5. How the holiday evolved into its modern, global form

  • Reformation and reaction: The Protestant Reformation and later Puritan movements challenged or curtailed Christmas in some places (notably in 17th-century England and colonial New England), leading to bans or strictures because celebrations were seen as too papist, pagan, or disorderly.

  • Victorian reinvention: The 19th century brought a major transformation: Christmas was reframed around home, family, charity, children, and the sanitized customs of gift-giving, caroling, evergreens, and festive meals. Charles Dickens’ A Christmas Carol (1843) strongly influenced the holiday’s modern emotional and moral tone. This Victorian package was exported widely through literature, print media, and later mass media.

  • Commercialization and globalization (20th–21st centuries): The industrial and consumer ages, plus global media, spread a recognizable Christmas iconography (Santa Claus, decorated trees, gift industries) across much of the world — sometimes blended with local traditions and sometimes secularized.

6. So which country “started” Christmas?

If the question is read strictly (which modern nation “started” Christmas), the answer is: none. Christmas emerged out of late-Roman/early-Christian practice centered in the Mediterranean (notably Rome) and from many earlier and later cultural strands across Europe and the Near East. So while the Roman church played a central role in fixing December 25 and shaping formal liturgy, the holiday’s customs and evolution are pan-European and trans-cultural. In short, Christmas is a composite festival shaped by many peoples and eras rather than a national invention.

7. Why do we still say “Merry Christmas” — and what about “Happy Christmas”?

“Merry” historically suggested festive cheer, high spirits, and good will; “Merry Christmas” became the conventional seasonal salutation in early modern English. Over time regional preferences emerged: “Merry Christmas” is common in the United States and much of the Anglosphere, while “Happy Christmas” has sometimes been preferred in British royal usage and among those who wish a slightly less raucous nuance than “merry.” Both expressions are used interchangeably today, and modern multilingual societies add many other seasonal greetings.

8. What to remember

  • Christmas as a holiday is the product of many cultures and centuries, not a single country.

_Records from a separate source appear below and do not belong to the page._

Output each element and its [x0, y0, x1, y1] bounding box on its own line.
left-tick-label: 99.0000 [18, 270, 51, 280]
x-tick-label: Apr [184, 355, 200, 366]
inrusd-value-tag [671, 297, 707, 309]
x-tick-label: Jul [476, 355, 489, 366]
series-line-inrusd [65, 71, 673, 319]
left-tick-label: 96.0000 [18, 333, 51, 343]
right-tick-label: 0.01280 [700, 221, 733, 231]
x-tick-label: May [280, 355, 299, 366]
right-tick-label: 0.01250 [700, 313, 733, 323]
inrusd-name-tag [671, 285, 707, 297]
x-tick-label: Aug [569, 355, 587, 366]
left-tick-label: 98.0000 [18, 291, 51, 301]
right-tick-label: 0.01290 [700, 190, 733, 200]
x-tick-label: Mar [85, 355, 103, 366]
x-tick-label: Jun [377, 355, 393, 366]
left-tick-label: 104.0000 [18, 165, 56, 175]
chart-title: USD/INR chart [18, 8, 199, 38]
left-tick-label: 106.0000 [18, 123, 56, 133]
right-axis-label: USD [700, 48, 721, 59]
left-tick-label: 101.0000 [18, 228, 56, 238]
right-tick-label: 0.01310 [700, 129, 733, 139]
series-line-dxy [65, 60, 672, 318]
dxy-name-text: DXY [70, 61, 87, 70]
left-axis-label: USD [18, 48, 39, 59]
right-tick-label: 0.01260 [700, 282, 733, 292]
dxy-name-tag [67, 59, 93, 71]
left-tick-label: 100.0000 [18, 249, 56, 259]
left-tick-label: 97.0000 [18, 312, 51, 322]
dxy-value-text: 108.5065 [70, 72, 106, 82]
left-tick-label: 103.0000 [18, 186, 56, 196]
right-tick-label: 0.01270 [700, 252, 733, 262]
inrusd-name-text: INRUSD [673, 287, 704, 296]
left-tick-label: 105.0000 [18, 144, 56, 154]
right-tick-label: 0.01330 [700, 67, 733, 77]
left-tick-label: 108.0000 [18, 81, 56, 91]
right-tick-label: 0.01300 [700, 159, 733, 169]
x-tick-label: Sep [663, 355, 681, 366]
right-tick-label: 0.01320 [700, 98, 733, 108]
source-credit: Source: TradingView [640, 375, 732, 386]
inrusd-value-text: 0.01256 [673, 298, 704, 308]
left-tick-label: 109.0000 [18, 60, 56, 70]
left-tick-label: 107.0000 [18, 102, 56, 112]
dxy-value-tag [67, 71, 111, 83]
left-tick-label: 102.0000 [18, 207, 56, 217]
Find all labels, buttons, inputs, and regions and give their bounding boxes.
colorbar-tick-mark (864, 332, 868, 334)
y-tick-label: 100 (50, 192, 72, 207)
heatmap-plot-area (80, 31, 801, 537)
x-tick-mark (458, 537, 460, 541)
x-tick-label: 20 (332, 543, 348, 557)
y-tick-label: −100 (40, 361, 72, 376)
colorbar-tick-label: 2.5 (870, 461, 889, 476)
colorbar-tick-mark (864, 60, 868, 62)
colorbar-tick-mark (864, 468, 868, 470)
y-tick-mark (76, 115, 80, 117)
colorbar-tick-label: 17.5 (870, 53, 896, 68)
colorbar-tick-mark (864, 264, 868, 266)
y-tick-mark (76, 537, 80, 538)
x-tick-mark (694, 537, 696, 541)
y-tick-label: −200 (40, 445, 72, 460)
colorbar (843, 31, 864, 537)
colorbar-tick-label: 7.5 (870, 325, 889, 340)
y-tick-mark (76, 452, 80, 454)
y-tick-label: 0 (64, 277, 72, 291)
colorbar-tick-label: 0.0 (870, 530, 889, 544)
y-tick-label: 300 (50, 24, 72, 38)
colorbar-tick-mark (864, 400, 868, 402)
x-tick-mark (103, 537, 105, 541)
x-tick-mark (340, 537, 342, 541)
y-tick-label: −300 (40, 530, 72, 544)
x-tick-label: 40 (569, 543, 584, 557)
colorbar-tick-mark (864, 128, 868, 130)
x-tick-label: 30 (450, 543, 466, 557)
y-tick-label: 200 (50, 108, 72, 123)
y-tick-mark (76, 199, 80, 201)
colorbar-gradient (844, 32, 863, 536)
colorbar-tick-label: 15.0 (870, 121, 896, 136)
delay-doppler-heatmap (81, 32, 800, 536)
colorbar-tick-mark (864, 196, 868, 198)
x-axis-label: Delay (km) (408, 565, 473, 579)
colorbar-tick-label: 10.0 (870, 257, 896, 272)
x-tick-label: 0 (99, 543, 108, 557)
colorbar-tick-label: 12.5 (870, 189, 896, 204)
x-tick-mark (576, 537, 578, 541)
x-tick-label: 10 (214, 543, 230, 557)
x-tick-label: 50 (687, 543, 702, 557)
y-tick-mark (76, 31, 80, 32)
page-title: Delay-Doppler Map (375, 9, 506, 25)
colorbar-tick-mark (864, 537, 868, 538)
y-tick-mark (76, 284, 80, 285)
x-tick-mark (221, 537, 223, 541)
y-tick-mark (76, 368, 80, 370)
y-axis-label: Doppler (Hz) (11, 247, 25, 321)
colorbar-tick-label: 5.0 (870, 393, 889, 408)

  • Rome played a crucial institutional role in fixing December 25 as the official date by the 4th century, but many customs came from earlier pagan midwinter festivals (Saturnalia, Yule) and later folk practices.

  • The phrase “Merry Christmas” is attested in English from the 16th century, and the modern family-centered, charitable, and commercial form of Christmas was largely shaped in the 19th century and spread globally.

9. FAQ

Q: When was Christmas first celebrated on December 25?
A: Evidence shows Rome observed Christmas on December 25 by 336 CE, with the date becoming widespread during the 4th century.

Q: Did Christmas replace a pagan festival?
A: Theories say December 25 was chosen partly to Christianize popular midwinter festivals (e.g., Saturnalia, Sol Invictus), though other theological calculations were also influential.

Q: When does “Merry Christmas” first appear in records?
A: The phrase appears in English documents by the 1530s and features in carols and seasonal greetings thereafter.

Q: Why do some churches celebrate Christmas in January?
A: Some Orthodox churches follow the Julian calendar for liturgical dates; their December 25 corresponds to January 7 on the modern Gregorian calendar.